Like at roadhouses in the middle of Iowa, during road trips with Tim, when we knew nothing of our future, only that we loved each other fiercely. He put a few coins in the old jukebox, and the song came on. We sat in the sticky bar booth, looking at each other, tears prickling our eyes as we listened together, and part of our future together fell into place.
On that note I'd like to end, but I have to add, it wasn't until Tim that I actually listened to the lyrics in the second verse. I was so smitten with the beautiful melody, Lyle's lonesome voice, and the beauty of the idea of knowing someone so well that I didn't realize the song was actually about infidelity. I wondered why I have always been so drawn to songs about pain and heartbreak. (Another noncontender and gorgeous song completely unfit for our wedding was Zepplin's "Babe I'm Gonna Leave You." Rats.)
But I'm reminded tonight of The Princess Bride, and a line my friends and I would recite to the screen every time we watched it: "Life is pain, highness!" (Prince Humperdink--I think) and I think part of the beauty of heartbreaking songs is the music putting eloquent words to what we know of our own lives.
4 Comments:
LE, your blog entries read like poetry. I'm going to be thinking about pain in beauty all afternoon.
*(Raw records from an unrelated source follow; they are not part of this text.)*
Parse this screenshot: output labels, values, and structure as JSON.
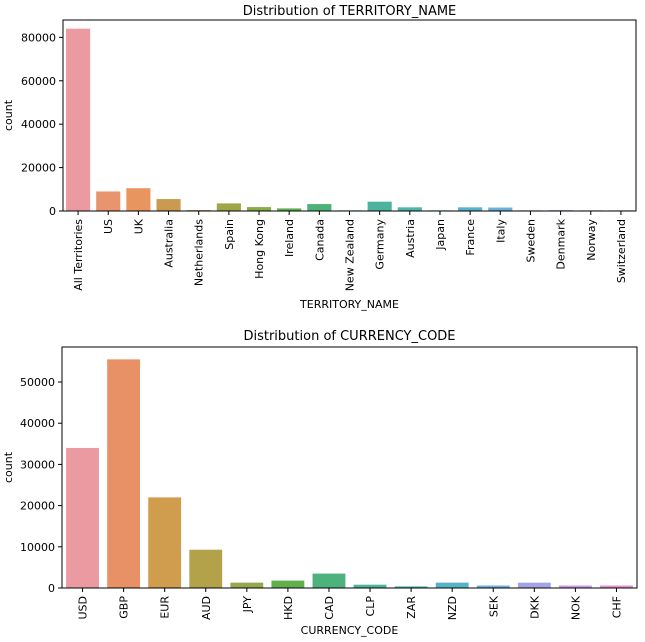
{
  "chart_data": [
    {
      "type": "bar",
      "title": "Distribution of TERRITORY_NAME",
      "xlabel": "TERRITORY_NAME",
      "ylabel": "count",
      "ylim": [
        0,
        88000
      ],
      "yticks": [
        0,
        20000,
        40000,
        60000,
        80000
      ],
      "categories": [
        "All Territories",
        "US",
        "UK",
        "Australia",
        "Netherlands",
        "Spain",
        "Hong Kong",
        "Ireland",
        "Canada",
        "New Zealand",
        "Germany",
        "Austria",
        "Japan",
        "France",
        "Italy",
        "Sweden",
        "Denmark",
        "Norway",
        "Switzerland"
      ],
      "values": [
        84000,
        9000,
        10500,
        5500,
        400,
        3500,
        1800,
        1200,
        3200,
        300,
        4300,
        1700,
        300,
        1700,
        1600,
        300,
        400,
        300,
        300
      ],
      "colors": [
        "#ec9aa2",
        "#e8946f",
        "#e89560",
        "#c99a50",
        "#b49d4d",
        "#9ea648",
        "#86ad48",
        "#5bb24c",
        "#4db27a",
        "#4cb390",
        "#4cb39e",
        "#4db5ad",
        "#52b5bc",
        "#57b3cb",
        "#6ab0dc",
        "#98a8e8",
        "#b99ee8",
        "#d992e2",
        "#e88fcf"
      ],
      "grid": false
    },
    {
      "type": "bar",
      "title": "Distribution of CURRENCY_CODE",
      "xlabel": "CURRENCY_CODE",
      "ylabel": "count",
      "ylim": [
        0,
        58500
      ],
      "yticks": [
        0,
        10000,
        20000,
        30000,
        40000,
        50000
      ],
      "categories": [
        "USD",
        "GBP",
        "EUR",
        "AUD",
        "JPY",
        "HKD",
        "CAD",
        "CLP",
        "ZAR",
        "NZD",
        "SEK",
        "DKK",
        "NOK",
        "CHF"
      ],
      "values": [
        34000,
        55500,
        22000,
        9300,
        1300,
        1800,
        3500,
        800,
        400,
        1300,
        600,
        1300,
        600,
        600
      ],
      "colors": [
        "#ec9aa2",
        "#e89166",
        "#d09c4e",
        "#b4a24b",
        "#95a84b",
        "#62b04d",
        "#4db27e",
        "#4db39a",
        "#4fb4b0",
        "#55b3c6",
        "#70add9",
        "#a3a3e6",
        "#cf98e3",
        "#e690cc"
      ],
      "grid": false
    }
  ]
}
It's funny, the classical music I love the best is always the stuff based on a painful theme (painful in sound or event). I once brought a recording of the second movement of Beethoven's Seventh Symphony to a creative writing class to explain beauty/pain in art.
This is beautiful, and so true. So many wonderful songs I heard this year have made me cry from heartbreak, even when all they do is spur good memories.
What a beautiful entry. Music is so powerful and to hear how one song has played into your life is beautiful.
Read the lyrics from Trisha Yearwood's "The Song Remembers When".
it was Wesley who said it. "Life IS pain, highness. Anyone who says differently is selling something."
beautiful entry, by the way. cheers!